Part of me feels like I am sabotaging myself on purpose. I do this, I know it is a horrible habit I have. I have a doctor appointment in a couple weeks that could clear me for at least a half a year! Instead of 3 month checks I would be allowed to go every 6 months instead if it all goes well. Oh the guilt. Oh the shame. WHY do I do this to myself. Why can't I just be good to myself??? I want to lose weight, I want to be happier, I want to be healthier, I want to do it all right and have it treat me right in return. I was doing so well even with slip ups. And tonight I went completely no rules! UGH.
I am allowing myself to feel these feelings and beat myself up in hopes tomorrow will be a new day that will light my fire to more than compensate for this mistake. The fire to set myself straight again. WAKE MYSELF UP ! Sigh.........
Hating myself right at this moment. BUT! I WILL forgive myself overnight and try, try again! I make mistakes to learn, to grow, to understand better what I must do. I make mistakes to relish the good decisions more.
I shake my head at myself and look down just disgusted in my choices tonight.

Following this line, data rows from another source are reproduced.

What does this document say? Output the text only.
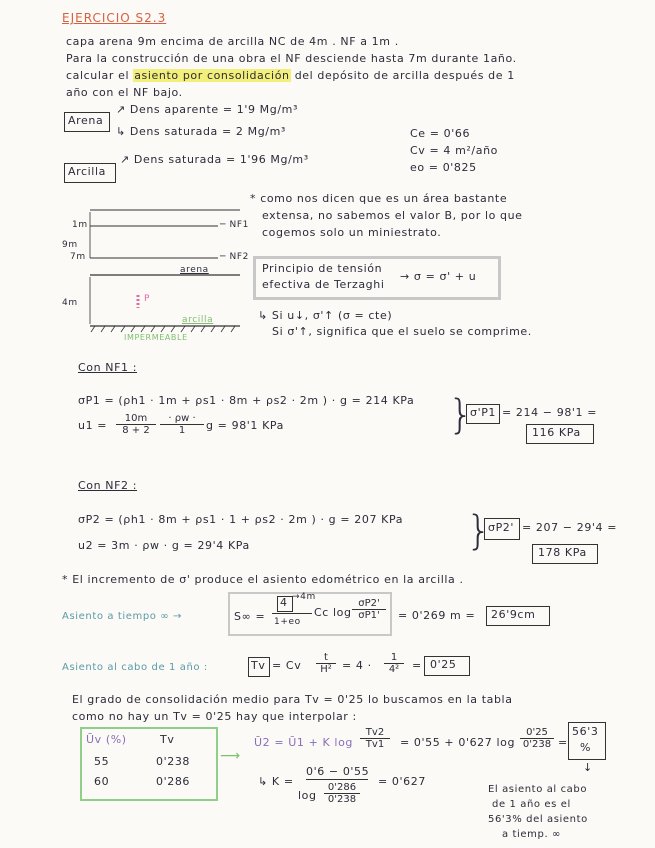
EJERCICIO S2.3
capa arena 9m encima de arcilla NC de 4m . NF a 1m .
Para la construcción de una obra el NF desciende hasta 7m durante 1año.
calcular el asiento por consolidación del depósito de arcilla después de 1
año con el NF bajo.
Arena
↗ Dens aparente = 1'9 Mg/m³
↳ Dens saturada = 2 Mg/m³
Arcilla
↗ Dens saturada = 1'96 Mg/m³
Ce = 0'66
Cv = 4 m²/año
eo = 0'825
1m
9m
7m
4m
─ NF1
─ NF2
arena
arcilla
P
IMPERMEABLE
* como nos dicen que es un área bastante
extensa, no sabemos el valor B, por lo que
cogemos solo un miniestrato.
Principio de tensión
efectiva de Terzaghi
→ σ = σ' + u
↳ Si u↓, σ'↑ (σ = cte)
Si σ'↑, significa que el suelo se comprime.
Con NF1 :
σP1 = (ρh1 · 1m + ρs1 · 8m + ρs2 · 2m ) · g = 214 KPa
$u1 = \frac{10m}{8 + 2} \frac{\cdot \rho w \cdot}{1}$ g = 98'1 KPa	}
σ'P1 = 214 − 98'1 =
116 KPa
Con NF2 :
σP2 = (ρh1 · 8m + ρs1 · 1 + ρs2 · 2m ) · g = 207 KPa
u2 = 3m · ρw · g = 29'4 KPa	}
σP2' = 207 − 29'4 =
178 KPa
* El incremento de σ' produce el asiento edométrico en la arcilla .
Asiento a tiempo ∞ →	S∞ =
4 →4m
1+eo
Cc $\log \frac{\sigma P2'}{\sigma P1'} = 0'269$ m = 26'9cm
Asiento al cabo de 1 año :	Tv = Cv $\frac{t}{\text{H²}} = 4 \cdot \frac{1}{\text{4²}} = 0'25$
El grado de consolidación medio para Tv = 0'25 lo buscamos en la tabla
como no hay un Tv = 0'25 hay que interpolar :
Ūv (%)	Tv
55	0'238
60	0'286
⟶
Ū2 = Ū1 + K $\log \frac{Tv2}{Tv1} = 0'55 + 0'627$ $\log \frac{0'25}{0'238}$ =
56'3
%
↳ K =
0'6 − 0'55
$\log \frac{0'286}{0'238}$
= 0'627
↓
El asiento al cabo
de 1 año es el
56'3% del asiento
a tiemp. ∞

But I also know I do have the drive in me to beat this whole self control problem. I am struggling and fighting it so hard. It really swallowed me whole tonight! But tomorrow I will take it one minute at a time and beat this demon! I wont let it have me like it has! I am going to steak out videos to work out to, make menus for my week, and speak to my husband and ask for his support. I have an article set aside to read to him to refresh his memory of the diabetic education we have taken together. It breaks down carb intake in a more understandable way so he can understand he may be sabotaging me unknowingly. And it will help him understand how to better help me stay on track.
I can't think of a good reason I did this. All that comes to mind is " OHHHHH YUMMMMMM!" Naughty me, I know better. But what's done is done, I can't change what I did only what I do in the future. And I completely intend on changing the future for the better! One minute at a time! Because a day is just too big for me to tackle right now at one time. But I CAN get through each day by focusing on each and every moment.